Time to engage with Recruiters


It can be really daunting being on the job market, especially when you’re dealing with the uncertainty that redundancy brings. Things have most likely changed since the last time! Engaging with Recruiters is a great place to start. They give you advice and guidance on your CV, which Companies or industries your skills would suit, and support you with your interview


technique. They can also give you invaluable insight into the job market, make introductions, and provide access to roles that aren’t being advertised.


Network Network Network


Make LinkedIn your priority! Update, or create, your profile and start connecting. It’s a wonderful platform to connect with people from different industries, across multiple roles, which may lead to amazing new opportunities. You need to put yourself out there, share your story, engage with people’s content, even write your own! The key is being active, sharing your thoughts and asking questions.

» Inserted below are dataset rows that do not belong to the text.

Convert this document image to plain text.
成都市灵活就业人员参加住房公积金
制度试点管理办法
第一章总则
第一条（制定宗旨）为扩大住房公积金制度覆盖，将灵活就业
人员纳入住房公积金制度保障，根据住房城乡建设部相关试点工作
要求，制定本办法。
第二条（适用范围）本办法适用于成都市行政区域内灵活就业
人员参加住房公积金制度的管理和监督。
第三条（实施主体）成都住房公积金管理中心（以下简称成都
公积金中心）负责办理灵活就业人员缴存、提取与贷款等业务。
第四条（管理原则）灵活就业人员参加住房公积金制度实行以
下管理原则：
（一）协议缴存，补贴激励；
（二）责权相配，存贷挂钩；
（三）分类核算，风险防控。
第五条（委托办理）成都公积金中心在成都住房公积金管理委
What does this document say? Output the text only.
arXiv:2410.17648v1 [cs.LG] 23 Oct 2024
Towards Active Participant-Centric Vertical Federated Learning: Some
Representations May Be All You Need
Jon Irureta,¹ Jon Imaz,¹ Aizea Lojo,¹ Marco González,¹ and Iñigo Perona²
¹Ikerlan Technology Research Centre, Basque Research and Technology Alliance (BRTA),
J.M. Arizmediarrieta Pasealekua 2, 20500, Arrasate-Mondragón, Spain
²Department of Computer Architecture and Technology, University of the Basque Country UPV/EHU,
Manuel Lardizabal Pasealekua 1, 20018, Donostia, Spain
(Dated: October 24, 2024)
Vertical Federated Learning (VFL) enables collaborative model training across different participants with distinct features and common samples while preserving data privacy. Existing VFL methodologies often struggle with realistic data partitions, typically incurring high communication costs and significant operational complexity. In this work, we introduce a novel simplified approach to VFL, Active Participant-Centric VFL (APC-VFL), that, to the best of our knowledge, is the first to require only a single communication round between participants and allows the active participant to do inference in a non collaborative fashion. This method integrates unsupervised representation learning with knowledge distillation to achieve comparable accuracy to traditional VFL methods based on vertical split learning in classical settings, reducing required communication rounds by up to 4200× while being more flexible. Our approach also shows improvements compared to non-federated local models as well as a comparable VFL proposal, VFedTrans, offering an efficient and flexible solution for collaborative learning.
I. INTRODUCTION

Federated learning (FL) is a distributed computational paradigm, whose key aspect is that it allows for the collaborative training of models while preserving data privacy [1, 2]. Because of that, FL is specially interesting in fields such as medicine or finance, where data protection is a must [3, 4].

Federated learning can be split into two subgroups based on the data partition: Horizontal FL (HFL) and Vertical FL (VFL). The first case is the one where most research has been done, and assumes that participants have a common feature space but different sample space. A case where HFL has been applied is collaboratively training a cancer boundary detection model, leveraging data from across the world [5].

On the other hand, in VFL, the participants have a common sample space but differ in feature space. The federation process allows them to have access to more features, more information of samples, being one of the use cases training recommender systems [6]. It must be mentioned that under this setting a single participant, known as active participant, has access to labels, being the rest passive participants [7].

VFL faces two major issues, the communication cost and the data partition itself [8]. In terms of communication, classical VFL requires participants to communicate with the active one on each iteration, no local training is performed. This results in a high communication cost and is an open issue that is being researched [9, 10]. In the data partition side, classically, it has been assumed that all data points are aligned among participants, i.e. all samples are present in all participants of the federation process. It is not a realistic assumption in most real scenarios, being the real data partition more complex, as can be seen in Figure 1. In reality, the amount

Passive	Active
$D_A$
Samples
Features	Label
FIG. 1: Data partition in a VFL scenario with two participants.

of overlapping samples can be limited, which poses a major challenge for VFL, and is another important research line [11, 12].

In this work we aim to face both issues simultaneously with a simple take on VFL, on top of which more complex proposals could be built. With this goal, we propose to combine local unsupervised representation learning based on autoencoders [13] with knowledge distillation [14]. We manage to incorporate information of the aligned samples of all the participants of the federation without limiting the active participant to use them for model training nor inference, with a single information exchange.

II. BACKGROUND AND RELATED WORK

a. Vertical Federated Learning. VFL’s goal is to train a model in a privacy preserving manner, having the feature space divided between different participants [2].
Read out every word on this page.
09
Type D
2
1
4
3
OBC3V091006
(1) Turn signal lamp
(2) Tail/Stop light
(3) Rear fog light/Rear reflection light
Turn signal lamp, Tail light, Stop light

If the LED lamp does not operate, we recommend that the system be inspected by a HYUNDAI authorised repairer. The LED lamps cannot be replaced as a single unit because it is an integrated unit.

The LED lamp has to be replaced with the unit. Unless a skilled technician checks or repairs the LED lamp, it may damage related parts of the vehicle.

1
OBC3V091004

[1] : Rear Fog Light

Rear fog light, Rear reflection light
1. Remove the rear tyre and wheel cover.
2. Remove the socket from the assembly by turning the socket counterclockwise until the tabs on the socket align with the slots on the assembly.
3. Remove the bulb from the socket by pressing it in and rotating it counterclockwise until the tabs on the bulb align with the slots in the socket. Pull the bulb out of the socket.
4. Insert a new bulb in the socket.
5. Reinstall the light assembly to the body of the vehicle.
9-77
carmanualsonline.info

If you’re interested in certain companies, connect with their employees, talk to them about their role and their experiences, you will learn a lot and you may hear about available positions.


Don’t forget your personal networks too, as well as professional networks. There are plenty of ways to network and connect with those in your industry, and beyond, including potential employers.


Resilience is key!


Redundancy is challenging and you’re going to need to be resilient in order to navigate through the emotions and the actions that you need to undertake. It’s time to dig deep! This is about finding the motivation within yourself to move forwards towards your next job goal. (See our guide on resilience through the recruitment journey to help you).


Bouncing forward


The most important thing to focus on is the future! Put the past behind you, what’s done is done.


You may not be offered your dream job straight away, that’s ok, be flexible. Also, maintaining your right to be selective about roles is a wonderful confidence boost. You might have the opportunity to consider roles you wouldn’t have done previously, be open-minded. Approach interviews positively, focusing on what you bring to the role rather than dwelling on the redundancy.


You may find this experience is pushing you into exciting new directions!